This posts follows on from my previous post, Field Trip – Inverkeithing Again.
I’d completed my search of the area around Inverkeithing and with time to spare and plenty of time until the rising tide covers the beaches, I decided to stop off in South Queensferry on my way back home. You can see North Queensferry at the far side of the Forth Road Bridge in the image above, Inverkeithing is behind the trees in the background.
My route started where I left the car, at the car park just next to the Forth Rail Bridge and follows the shore as far as the support columns of the Forth Road Bridge – the marina prevented any further progress, on this day anyway. Bricks were sporadic until the small beach just to the east of the Forth Road Bridge (above) where they can be seen in abundance, almost a true brick beach. However, many of them are extruded bricks – the tell-tale striations that run along their length mark them out – and none of this type of brick have brickmarks.
But all is not lost, as there are plenty of other brickmarks among them including, NIDDRIE, DOUGAL WINCHBURGH, BAR LAW, STERLING, ETNA, NCB ROSLIN, DOURIE, PENTLAND, BOGHEAD, AUCHINLEA, CRAIGEND, WINCHBURGH and WELLWOOD. I’m not going to show them all here as I’ve already covered all of them elsewhere on this website.

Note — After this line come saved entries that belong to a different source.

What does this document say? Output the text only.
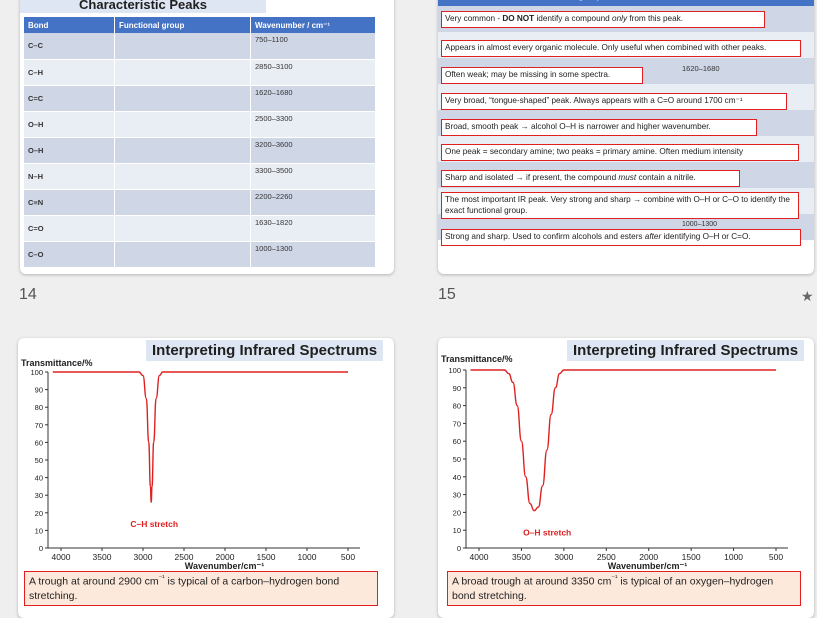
Characteristic Peaks
Bond	Functional group	Wavenumber / cm⁻¹
C–C		750–1100
C–H		2850–3100
C=C		1620–1680
O–H		2500–3300
O–H		3200–3600
N–H		3300–3500
C≡N		2200–2260
C=O		1630–1820
C–O		1000–1300
14
1620–1680
1000–1300
Very common - DO NOT identify a compound only from this peak.
Appears in almost every organic molecule. Only useful when combined with other peaks.
Often weak; may be missing in some spectra.
Very broad, “tongue-shaped” peak. Always appears with a C=O around 1700 cm⁻¹
Broad, smooth peak → alcohol O–H is narrower and higher wavenumber.
One peak = secondary amine; two peaks = primary amine. Often medium intensity
Sharp and isolated → if present, the compound must contain a nitrile.
The most important IR peak. Very strong and sharp → combine with O–H or C–O to identify the exact functional group.
Strong and sharp. Used to confirm alcohols and esters after identifying O–H or C=O.
15	★
Interpreting Infrared Spectrums
Transmittance/%
0
10
20
30
40
50
60
70
80
90
100
4000	3500	3000	2500	2000	1500	1000	500
Wavenumber/cm⁻¹
C–H stretch
A trough at around 2900 $cm^{^{-1}}$ is typical of a carbon–hydrogen bond stretching.
Interpreting Infrared Spectrums
Transmittance/%
0
10
20
30
40
50
60
70
80
90
100
4000	3500	3000	2500	2000	1500	1000	500
Wavenumber/cm⁻¹
O–H stretch
A broad trough at around 3350 $cm^{^{-1}}$ is typical of an oxygen–hydrogen bond stretching.
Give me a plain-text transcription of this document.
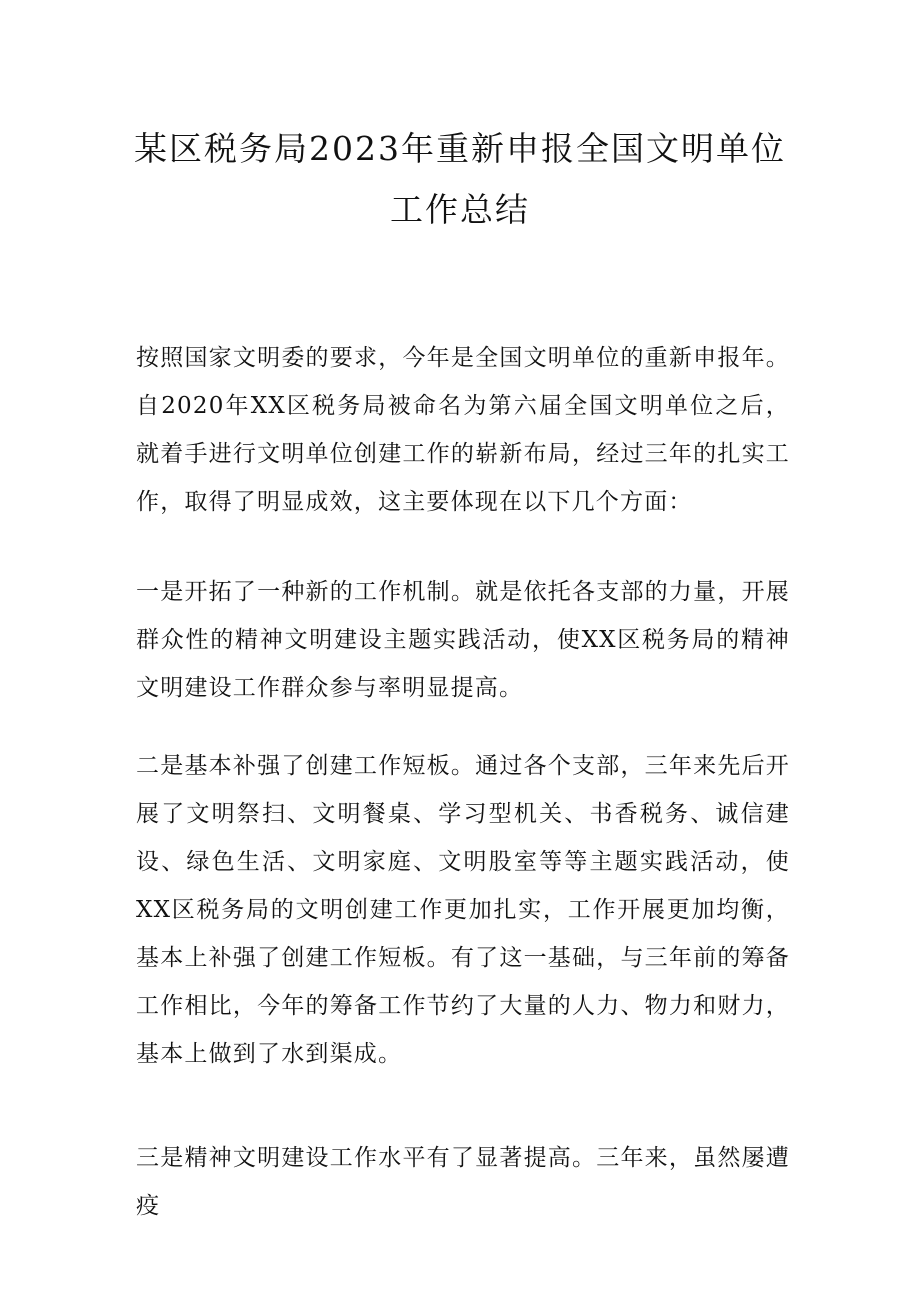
某区税务局2023年重新申报全国文明单位
工作总结
按照国家文明委的要求，今年是全国文明单位的重新申报年。自2020年XX区税务局被命名为第六届全国文明单位之后，就着手进行文明单位创建工作的崭新布局，经过三年的扎实工作，取得了明显成效，这主要体现在以下几个方面：
一是开拓了一种新的工作机制。就是依托各支部的力量，开展群众性的精神文明建设主题实践活动，使XX区税务局的精神文明建设工作群众参与率明显提高。
二是基本补强了创建工作短板。通过各个支部，三年来先后开展了文明祭扫、文明餐桌、学习型机关、书香税务、诚信建设、绿色生活、文明家庭、文明股室等等主题实践活动，使XX区税务局的文明创建工作更加扎实，工作开展更加均衡，基本上补强了创建工作短板。有了这一基础，与三年前的筹备工作相比，今年的筹备工作节约了大量的人力、物力和财力，基本上做到了水到渠成。
三是精神文明建设工作水平有了显著提高。三年来，虽然屡遭疫
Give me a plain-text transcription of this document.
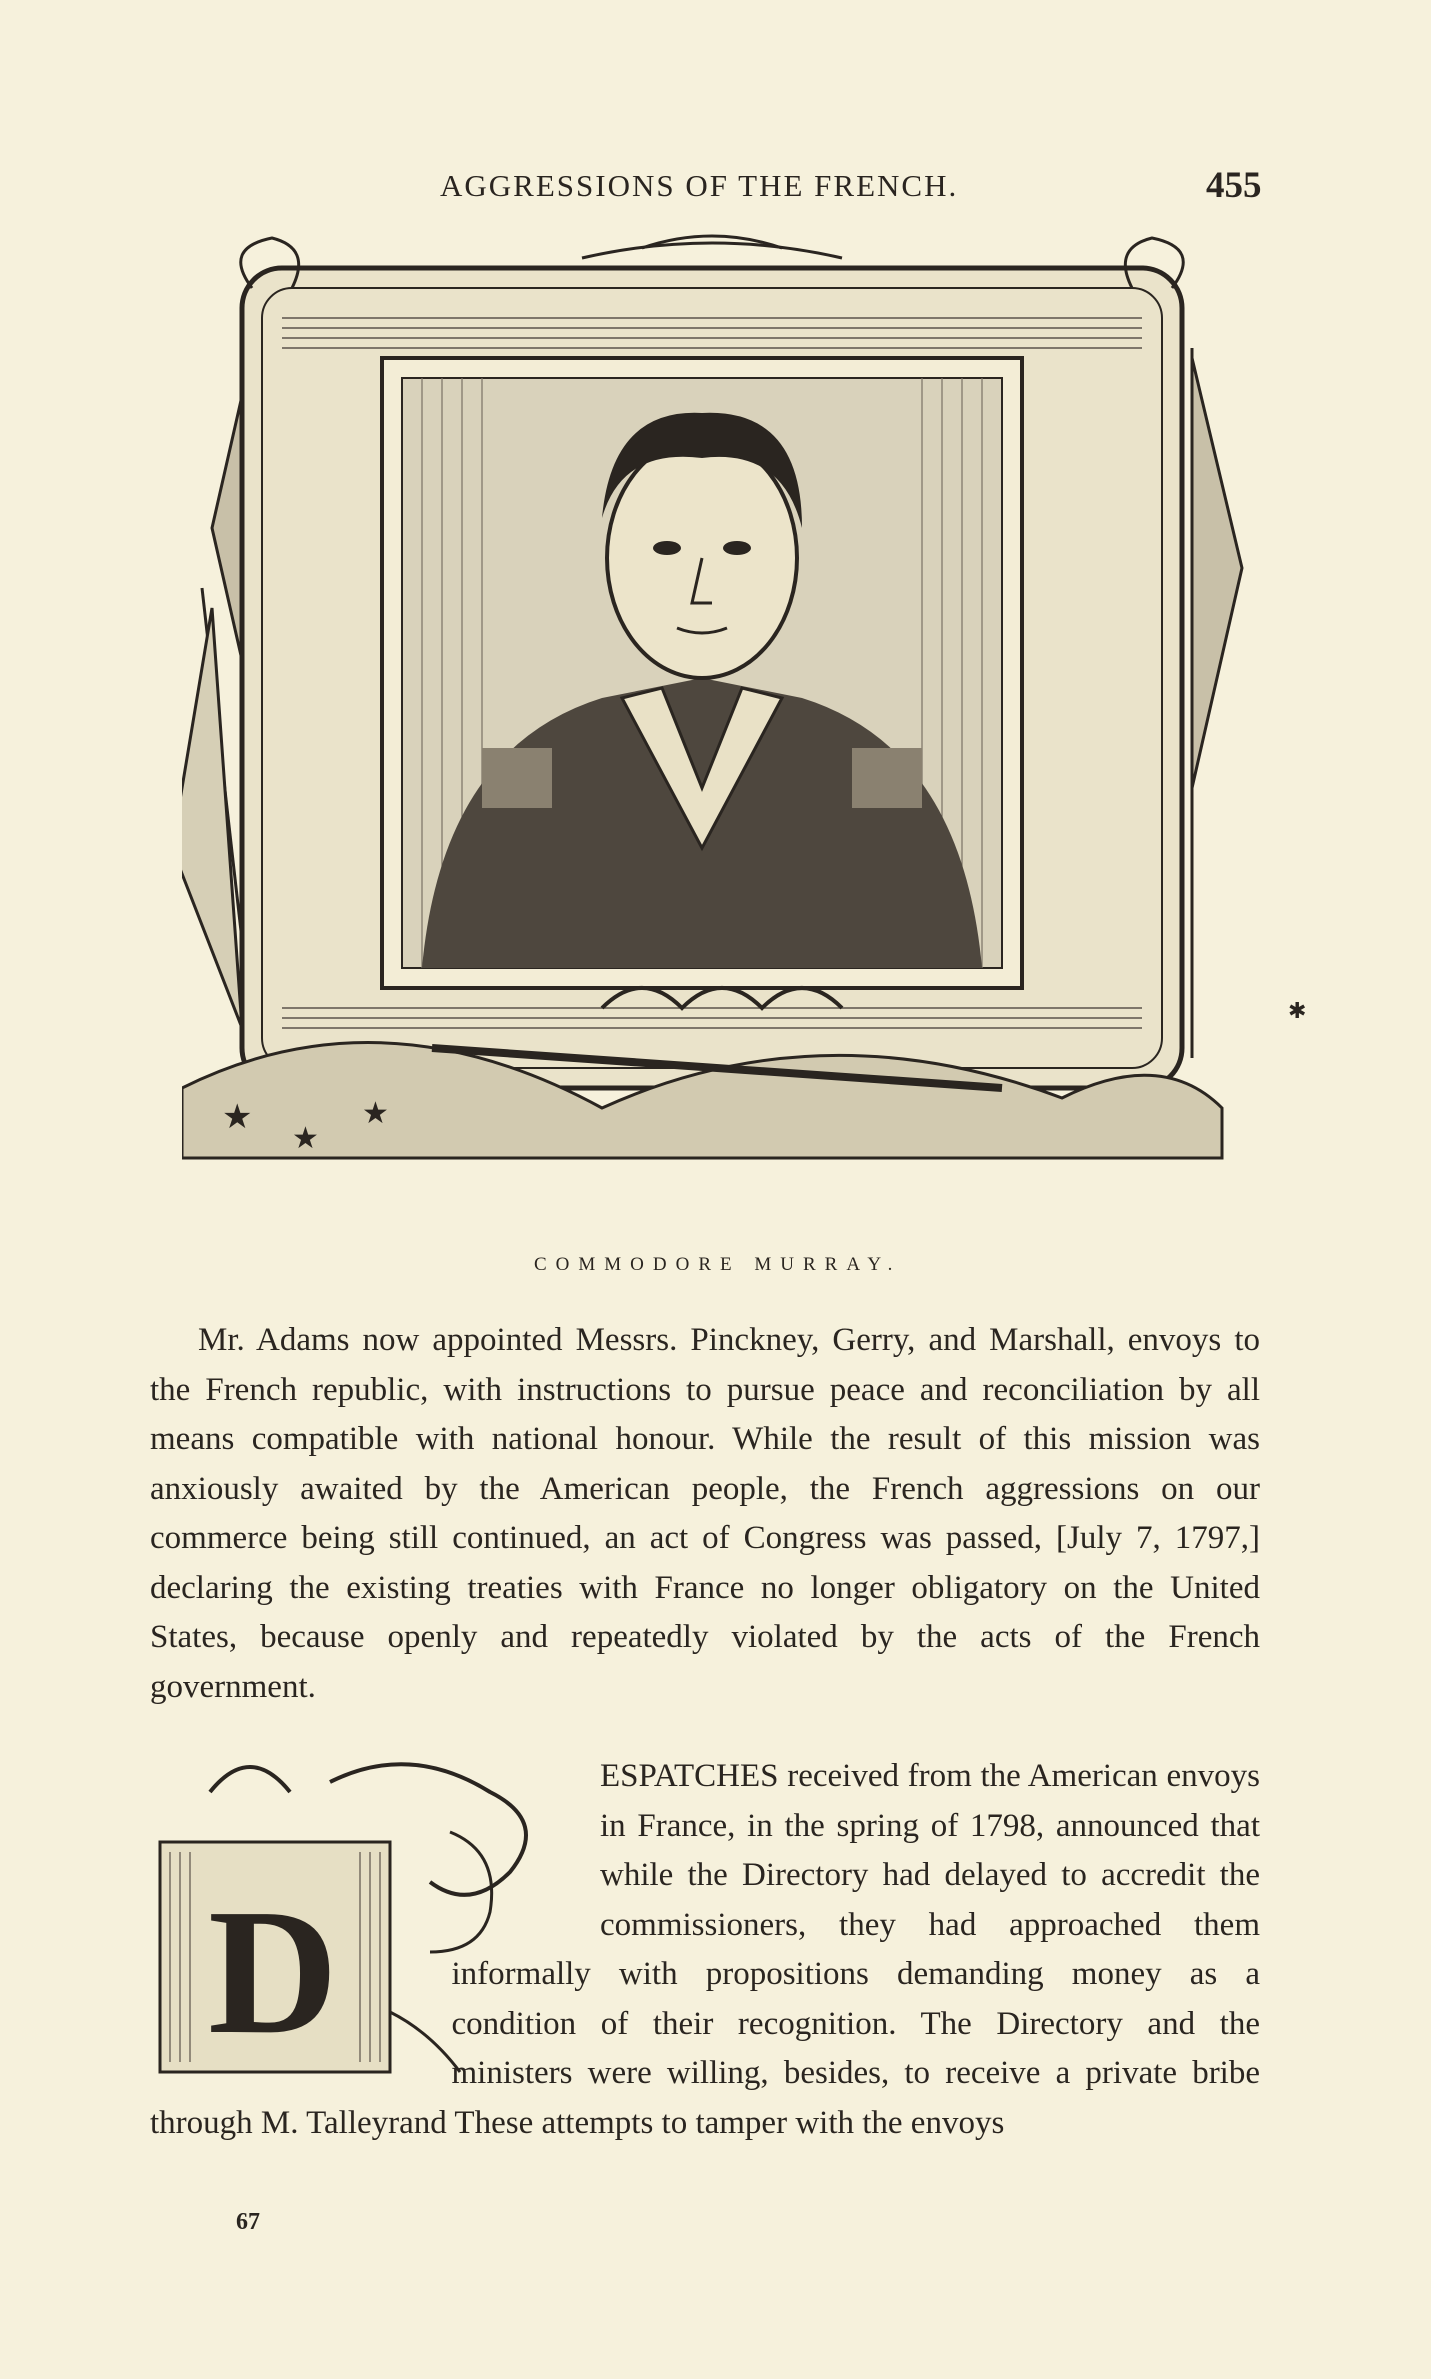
AGGRESSIONS OF THE FRENCH.	455
★
★
★
COMMODORE MURRAY.

Mr. Adams now appointed Messrs. Pinckney, Gerry, and Marshall, envoys to the French republic, with instructions to pursue peace and reconciliation by all means compatible with national honour. While the result of this mission was anxiously awaited by the American people, the French aggressions on our commerce being still continued, an act of Congress was passed, [July 7, 1797,] declaring the existing treaties with France no longer obligatory on the United States, because openly and repeatedly violated by the acts of the French government.

D
ESPATCHES received from the American envoys in France, in the spring of 1798, announced that while the Directory had delayed to accredit the commissioners, they had approached them informally with propositions demanding money as a condition of their recognition. The Directory and the ministers were willing, besides, to receive a private bribe through M. Talleyrand These attempts to tamper with the envoys
67
✱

You can follow the links to each if you wish. What I’ll include here are a few of the more interesting or unusual brickmarks and finds encountered on this trip.
The first I want to mention is this MUIR ARMADALE. I’ve come across few of these at different locations and some of them have been like this one, with the brickmark and frog showing this distinctive red colour. Not sure if this is simply paint – which I think would have been scoured away by the sea – or a part of the firing process.
The next, though incomplete, example is probably a FORTH, though I’ve not come across this style and size of lettering on other samples.
Next, just out of interest, a couple of PENTLAND bricks, each with a nice coating of frost. Not sure why these two bricks had frost on them while the neighbouring bricks were frost-free?
Bricks with the MUIR ARMADALE brickmark are common throughout the Lothians but the blue patches on this one caught my eye.
The London Brick Company is based in Peterborough, London and I’ve encountered small numbers of these English LBC PHORPRES bricks throughout the Lothians.
While the image below does not show it very well, this DOURIE firebrick is actually about double the size of an ordinary brick.
These two DEWAR fragments are probably from the Drumpark Brickworks, Bargeddie, Glasgow, Lanarkshire. I have a small collection of DEWAR brickmarks but this style of frog is a new one.
And finally, the only new brickmark of my visit to South Queensferry. This PATENT brickmark will require further digging to reveal it’s origins.
And to finish off the day, a nice image of the Forth Rail Bridge.